Recently uncovered film footage shows infamous Slánský Trial, a Stalinist purge

In Hitler, Stalin and I: An Oral History, Heda Margolius Kovály talks about tragic death of her first husband Rudolf Margolius, who served as the Deputy Minister for Foreign Trade in 1950s Czechoslovakia. Margolius was unjustly accused in the infamous Slánský Trial and executed for treason in what is now recognized as a Stalinist purge with anti-Semitic overtones.
As mentioned in an introduction by Heda and Rudolf’s son, Ivan Margolius, no official apology has ever been issued by the government of the Czech Republic, and the court file has disappeared. However, documents and film footage from the trial were recently discovered near Prague, bringing hope that omissions to the historical record now will be rectified.
As reported in The Guardian:
It was among the most notorious show trials of the 20th century, the prosecution and sentencing to death of Czechoslovakia’s leading communist, who had been arrested in a brutal purge ordered by Stalin.

For decades, events surrounding the revolutionary tribunal that resulted in the execution of Rudolf Slánský, general secretary of the Czechoslovak party, and 10 other defendants was shrouded in mythology – with most visual and verbal evidence apparently lost to posterity.
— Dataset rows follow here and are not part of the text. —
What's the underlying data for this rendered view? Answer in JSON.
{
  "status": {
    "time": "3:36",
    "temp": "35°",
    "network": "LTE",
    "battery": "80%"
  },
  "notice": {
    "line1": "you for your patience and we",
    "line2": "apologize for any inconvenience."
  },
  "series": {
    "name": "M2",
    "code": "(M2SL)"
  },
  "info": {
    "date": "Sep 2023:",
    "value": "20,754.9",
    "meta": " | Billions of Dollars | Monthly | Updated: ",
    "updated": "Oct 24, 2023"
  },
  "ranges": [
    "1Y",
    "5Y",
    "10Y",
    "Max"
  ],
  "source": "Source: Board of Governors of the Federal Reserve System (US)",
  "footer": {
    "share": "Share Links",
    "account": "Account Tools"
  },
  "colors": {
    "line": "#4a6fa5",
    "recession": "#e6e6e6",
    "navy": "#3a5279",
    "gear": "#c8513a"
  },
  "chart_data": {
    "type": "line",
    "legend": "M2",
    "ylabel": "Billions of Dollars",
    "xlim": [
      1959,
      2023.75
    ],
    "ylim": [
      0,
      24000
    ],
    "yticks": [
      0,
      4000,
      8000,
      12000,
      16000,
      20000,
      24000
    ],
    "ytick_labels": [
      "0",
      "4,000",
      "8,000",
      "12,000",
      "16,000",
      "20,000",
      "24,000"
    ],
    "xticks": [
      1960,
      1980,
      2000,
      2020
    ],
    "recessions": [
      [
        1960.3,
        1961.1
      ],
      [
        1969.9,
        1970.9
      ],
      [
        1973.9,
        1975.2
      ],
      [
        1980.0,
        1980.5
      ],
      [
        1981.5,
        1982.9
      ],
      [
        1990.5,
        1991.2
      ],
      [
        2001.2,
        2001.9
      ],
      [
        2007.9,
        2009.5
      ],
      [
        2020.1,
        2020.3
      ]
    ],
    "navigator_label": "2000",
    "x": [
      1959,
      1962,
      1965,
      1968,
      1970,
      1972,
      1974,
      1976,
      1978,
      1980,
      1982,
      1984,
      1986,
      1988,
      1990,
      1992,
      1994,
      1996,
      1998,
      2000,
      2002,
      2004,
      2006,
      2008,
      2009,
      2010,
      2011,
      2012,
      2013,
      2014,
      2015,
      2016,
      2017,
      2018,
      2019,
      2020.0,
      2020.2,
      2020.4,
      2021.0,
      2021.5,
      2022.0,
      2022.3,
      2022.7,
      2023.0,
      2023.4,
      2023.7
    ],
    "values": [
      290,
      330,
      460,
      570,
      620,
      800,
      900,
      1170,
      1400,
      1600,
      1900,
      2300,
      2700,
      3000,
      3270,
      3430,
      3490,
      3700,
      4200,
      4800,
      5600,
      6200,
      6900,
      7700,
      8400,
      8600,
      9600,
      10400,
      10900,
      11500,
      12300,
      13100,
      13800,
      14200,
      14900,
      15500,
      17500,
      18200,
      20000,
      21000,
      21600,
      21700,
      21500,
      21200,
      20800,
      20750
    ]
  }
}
But an event that has fascinated historians could soon be seen in graphic detail after footage and audio recording of the 1952 trial was found. Hours of film and voice recordings, much of it mould-damaged, believed to cover most of the eight-day procedure were found stashed in metal and wooden boxes – along with millions of classified Czechoslovak Communist party documents – in the basement of a bankrupt former metal research business in Panenské Břežany, near Prague.